4. Yang Berubah dan Tidak Berubah

2.6K 241 133
                                    

April menepati janji untuk menemani Aksa menyerahkan diri ke ruang BK. Gadis itu menanti di bangku besi di depan ruangan. Cowok yang diantarkannya justru tampak terlalu tenang. Berjalan dengan langkah ringan dan kepala tegak.

"Mukanya biasa aja atuh," goda Aksa tatkala menangkap gelagat cemas dari muka April. Mereka sudah tiba di depan pintu ruang BK yang setengah terbuka, di bawah tanaman gantung yang setengah mengering. Kalau saat itu tiba-tiba April meminta Aksa mengurungkan niat, Aksa akan menurut.

Apa pun yang diminta April darinya saat itu akan Aksa kabulkan. Sebab melihat wajah keruh April tiba-tiba saja membuat Aksa tak nyaman.

"Mukanya agak grogi dong! Kan, mau diskors."

"Diskors juga nggak akan ngaruh apa-apa." Tidak akan ada nilai yang turun, sebab nilai-nilai Aksa sudah berada di titik di mana guru-guru tak akan tega menguranginya lagi.

"Pril, kalo emang lo nggak kepengen gue masuk. Ya udah, enggak usah."

"Ih, keenakan di lo dong."

Padahal bukan begitu maksud Aksa, tetapi ia berkata. "Iya."

Sebab, masih terlalu prematur untuk memberi nama pada segala sesuatu yang kini ia rasakan untuk April.

"Udah lah, masuk sana!"

Dan, dorongan halus di punggungnya itu tiba-tiba saja sudah membawa Aksa melewati ambang pintu. Membawanya berhadapan langsung dengan Bu Nurani yang saat itu sibuk membolak-balik dokumen.

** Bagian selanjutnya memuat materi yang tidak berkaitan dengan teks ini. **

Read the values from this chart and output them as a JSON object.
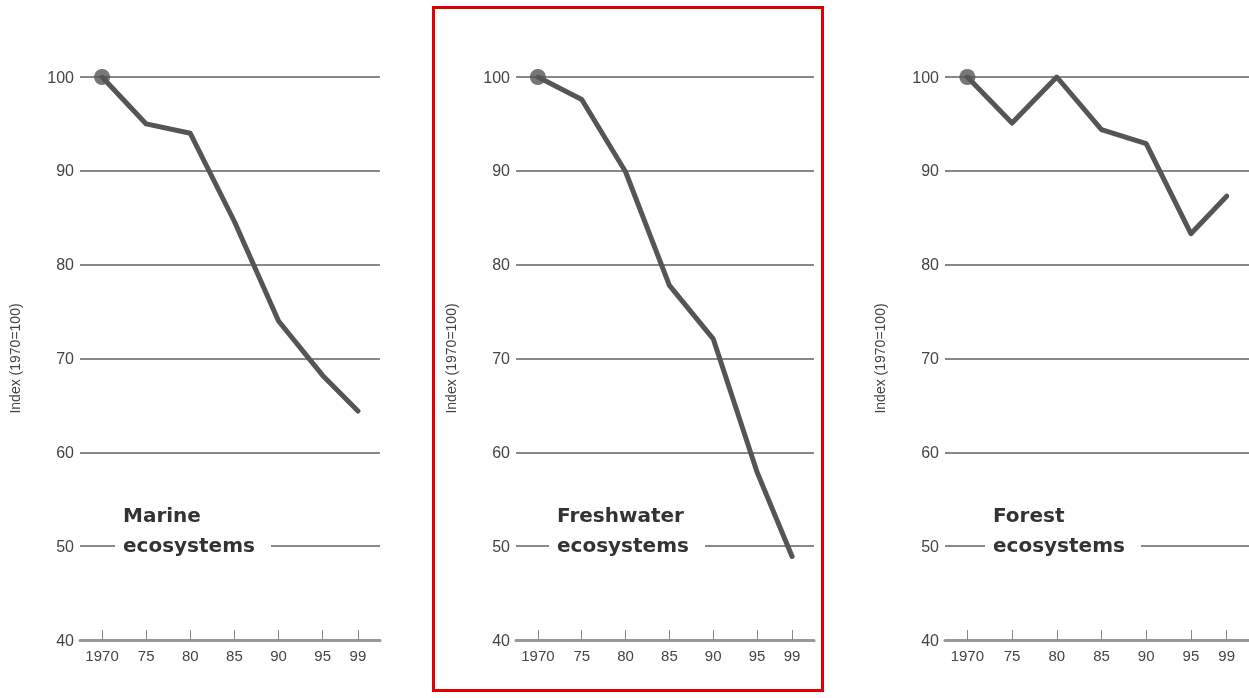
{
  "chart_data": [
    {
      "type": "line",
      "title": "Marine ecosystems",
      "ylabel": "Index (1970=100)",
      "x": [
        1970,
        1975,
        1980,
        1985,
        1990,
        1995,
        1999
      ],
      "series": [
        {
          "color": "#555555",
          "values": [
            100,
            95,
            94,
            84.6,
            74,
            68.2,
            64.4
          ]
        },
        {
          "type": "scatter",
          "marker": "circle",
          "color": "#555555",
          "values": [
            100,
            null,
            null,
            null,
            null,
            null,
            null
          ]
        }
      ],
      "xlim": [
        1967.5,
        2001.5
      ],
      "xticks": [
        {
          "value": 1970,
          "label": "1970"
        },
        {
          "value": 1975,
          "label": "75"
        },
        {
          "value": 1980,
          "label": "80"
        },
        {
          "value": 1985,
          "label": "85"
        },
        {
          "value": 1990,
          "label": "90"
        },
        {
          "value": 1995,
          "label": "95"
        },
        {
          "value": 1999,
          "label": "99"
        }
      ],
      "ylim": [
        40,
        100
      ],
      "yticks": [
        40,
        50,
        60,
        70,
        80,
        90,
        100
      ],
      "grid": "y",
      "marker": "none",
      "line_style": "solid"
    },
    {
      "type": "line",
      "title": "Freshwater ecosystems",
      "ylabel": "Index (1970=100)",
      "x": [
        1970,
        1975,
        1980,
        1985,
        1990,
        1995,
        1999
      ],
      "series": [
        {
          "color": "#555555",
          "values": [
            100,
            97.6,
            89.9,
            77.8,
            72.1,
            57.9,
            48.9
          ]
        },
        {
          "type": "scatter",
          "marker": "circle",
          "color": "#555555",
          "values": [
            100,
            null,
            null,
            null,
            null,
            null,
            null
          ]
        }
      ],
      "xlim": [
        1967.5,
        2001.5
      ],
      "xticks": [
        {
          "value": 1970,
          "label": "1970"
        },
        {
          "value": 1975,
          "label": "75"
        },
        {
          "value": 1980,
          "label": "80"
        },
        {
          "value": 1985,
          "label": "85"
        },
        {
          "value": 1990,
          "label": "90"
        },
        {
          "value": 1995,
          "label": "95"
        },
        {
          "value": 1999,
          "label": "99"
        }
      ],
      "ylim": [
        40,
        100
      ],
      "yticks": [
        40,
        50,
        60,
        70,
        80,
        90,
        100
      ],
      "grid": "y",
      "marker": "none",
      "line_style": "solid"
    },
    {
      "type": "line",
      "title": "Forest ecosystems",
      "ylabel": "Index (1970=100)",
      "x": [
        1970,
        1975,
        1980,
        1985,
        1990,
        1995,
        1999
      ],
      "series": [
        {
          "color": "#555555",
          "values": [
            100,
            95.1,
            100,
            94.4,
            92.9,
            83.3,
            87.3
          ]
        },
        {
          "type": "scatter",
          "marker": "circle",
          "color": "#555555",
          "values": [
            100,
            null,
            null,
            null,
            null,
            null,
            null
          ]
        }
      ],
      "xlim": [
        1967.5,
        2001.5
      ],
      "xticks": [
        {
          "value": 1970,
          "label": "1970"
        },
        {
          "value": 1975,
          "label": "75"
        },
        {
          "value": 1980,
          "label": "80"
        },
        {
          "value": 1985,
          "label": "85"
        },
        {
          "value": 1990,
          "label": "90"
        },
        {
          "value": 1995,
          "label": "95"
        },
        {
          "value": 1999,
          "label": "99"
        }
      ],
      "ylim": [
        40,
        100
      ],
      "yticks": [
        40,
        50,
        60,
        70,
        80,
        90,
        100
      ],
      "grid": "y",
      "marker": "none",
      "line_style": "solid"
    }
  ]
}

Wanita itu menatap Aksa dengan takjub. Menyaksikan Aksa datang ke ruang BK tanpa harus diseret Pak Prayoga adalah progres yang terlalu besar.

"Iya, Aksa? Ada perlu apa?"

"Saya mau buat pengakuan penting, Bu. Tapi, sebelumnya, saya mau minta air putih."

Bu Nurani memandang bergantian Aksa yang berdiri canggung dan dispenser di sudut ruangan. Lalu mengangguk masih dengan kebingungan.

"Iya, silakan."

Dengan gerak tentative, Aksa menadahkan gelas di bawah kran dispenser hingga penuh. "Saya bawa keluar ya, Bu."

Tanpa benar-benar memerhatikan apakah mendapat restu Bu Nurani atau tidak, Aksa menggeloyor keluar ruangan. Dilihatnya pundak April berjengit oleh kedatangannya.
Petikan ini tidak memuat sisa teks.